There may be no Bible beatitude saying expressly, “Blessed are the unsuccessful,” but there are beatitudes, which are equivalent to this. We take these from our Lord’s own lips, “Blessed are those who mourn,” “Blessed are the poor,” “Blessed are those who are persecuted,” “Blessed are you when men shall revile you,” “Blessed are you when men shall hate you.” 

Then many other Scripture passages have similar teaching. Evidently not all blessings lie in the sunshine; many of them hide in the shadows. We do not read far in the Bible, especially in the New Testament, without finding that earthly prosperity is not the highest good that God has for us. Our Lord speaks very plainly about the perils of worldly success. 

The Bible is indeed a book for the unsuccessful. Its sweetest messages are to those who have fallen. It is the book of love and sympathy. Its pages teem with cheer for those who are discouraged. It sets its lamps of hope to shine in darkened chambers. It is full of comfort for those who are in sorrow. It is a book for those who have failed, for the disappointed, the defeated, and the discouraged. 

It is this quality in the Bible which makes it so dear to the heart of humanity. If it were a book only for the strong, the successful, the victorious, the unfallen, those who have no sorrow, who never fail, the whole, the happy—it would not find such a welcome wherever it goes in the world. So long as there are tears and sorrows, and broken hearts, and crushed hopes, and human failures, and lives burdened and bowed down, and spirits sad and despairing—so long will the Bible be a good book believed in as a God-inspired book, and full of inspiration, light, help, and strength for earth’s weary ones. 

The God of the Bible is the God of those who have not succeeded. Wherever there is a weak, stumbling Christian, unable to walk alone—to him the divine heart goes out in tender thought and sympathy; and the divine hand is extended to support him, and keep him from falling. Whenever a Christian has fallen, and lies in defeat or failure—over him bends the heavenly Father in kindly pity, to raise him up and to help him to begin again. 

The world has honor enough for those who succeed.
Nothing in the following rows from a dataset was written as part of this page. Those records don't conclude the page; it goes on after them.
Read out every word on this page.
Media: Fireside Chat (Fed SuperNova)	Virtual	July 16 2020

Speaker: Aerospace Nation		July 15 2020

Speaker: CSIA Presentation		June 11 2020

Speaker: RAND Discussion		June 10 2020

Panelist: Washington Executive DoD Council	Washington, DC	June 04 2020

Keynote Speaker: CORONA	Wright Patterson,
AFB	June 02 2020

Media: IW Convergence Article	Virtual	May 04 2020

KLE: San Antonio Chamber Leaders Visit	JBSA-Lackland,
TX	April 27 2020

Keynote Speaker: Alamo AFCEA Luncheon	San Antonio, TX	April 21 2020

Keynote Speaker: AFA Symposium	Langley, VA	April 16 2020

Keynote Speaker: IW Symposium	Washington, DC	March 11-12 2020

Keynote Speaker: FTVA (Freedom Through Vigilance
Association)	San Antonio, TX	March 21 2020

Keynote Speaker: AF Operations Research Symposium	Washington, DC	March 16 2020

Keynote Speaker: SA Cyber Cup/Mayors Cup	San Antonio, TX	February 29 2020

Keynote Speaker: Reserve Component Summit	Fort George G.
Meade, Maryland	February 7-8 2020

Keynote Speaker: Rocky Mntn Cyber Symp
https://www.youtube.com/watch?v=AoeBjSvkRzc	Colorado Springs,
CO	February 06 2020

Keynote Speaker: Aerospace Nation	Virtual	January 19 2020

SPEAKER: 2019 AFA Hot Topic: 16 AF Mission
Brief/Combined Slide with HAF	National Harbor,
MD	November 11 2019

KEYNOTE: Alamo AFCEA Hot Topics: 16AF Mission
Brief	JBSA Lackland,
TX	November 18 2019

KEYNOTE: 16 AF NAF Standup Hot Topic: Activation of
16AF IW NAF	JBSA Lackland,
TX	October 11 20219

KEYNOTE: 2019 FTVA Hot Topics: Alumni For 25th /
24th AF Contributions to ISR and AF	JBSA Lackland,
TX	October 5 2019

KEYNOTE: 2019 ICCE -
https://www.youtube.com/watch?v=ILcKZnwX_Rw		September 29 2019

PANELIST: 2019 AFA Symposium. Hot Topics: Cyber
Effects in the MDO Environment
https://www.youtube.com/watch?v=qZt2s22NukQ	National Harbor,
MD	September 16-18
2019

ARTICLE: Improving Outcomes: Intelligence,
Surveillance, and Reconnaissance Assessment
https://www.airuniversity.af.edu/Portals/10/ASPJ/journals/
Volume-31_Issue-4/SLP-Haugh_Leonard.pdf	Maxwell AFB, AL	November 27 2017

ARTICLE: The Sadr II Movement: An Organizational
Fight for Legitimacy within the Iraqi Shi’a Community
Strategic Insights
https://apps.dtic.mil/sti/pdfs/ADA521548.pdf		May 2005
There are plenty of books about men and women who became famous. There is glory for those who began among the ranks of the poor, and climbed upward to the highest places. There are poets enough to sing the story of those who win in the battle. But the Bible wreaths its laurel chaplets for the unsuccessful. It sings the songs of those who fail. Its hands of help are under the fallen. Its brightest crowns are for those whom earth passes by. When the end comes, and life’s revelations are all made—then it will appear that many who in this world have been thrust aside, or trampled down in the dust, or even burned at the stake, or nailed on crosses—have been exalted to highest honor in the life beyond earth. 

We would better, therefore, learn to measure life by true standards. No one has really failed—who has lived for God, who has lived according to God’s law, who has wrought on the temple of truth, in the cause of righteousness. 


J.R. Miller was a pastor and former editorial superintendent of the Presbyterian Board of Publication from 1880 to 1911. His works are now in the public domain. This passage is an edited version.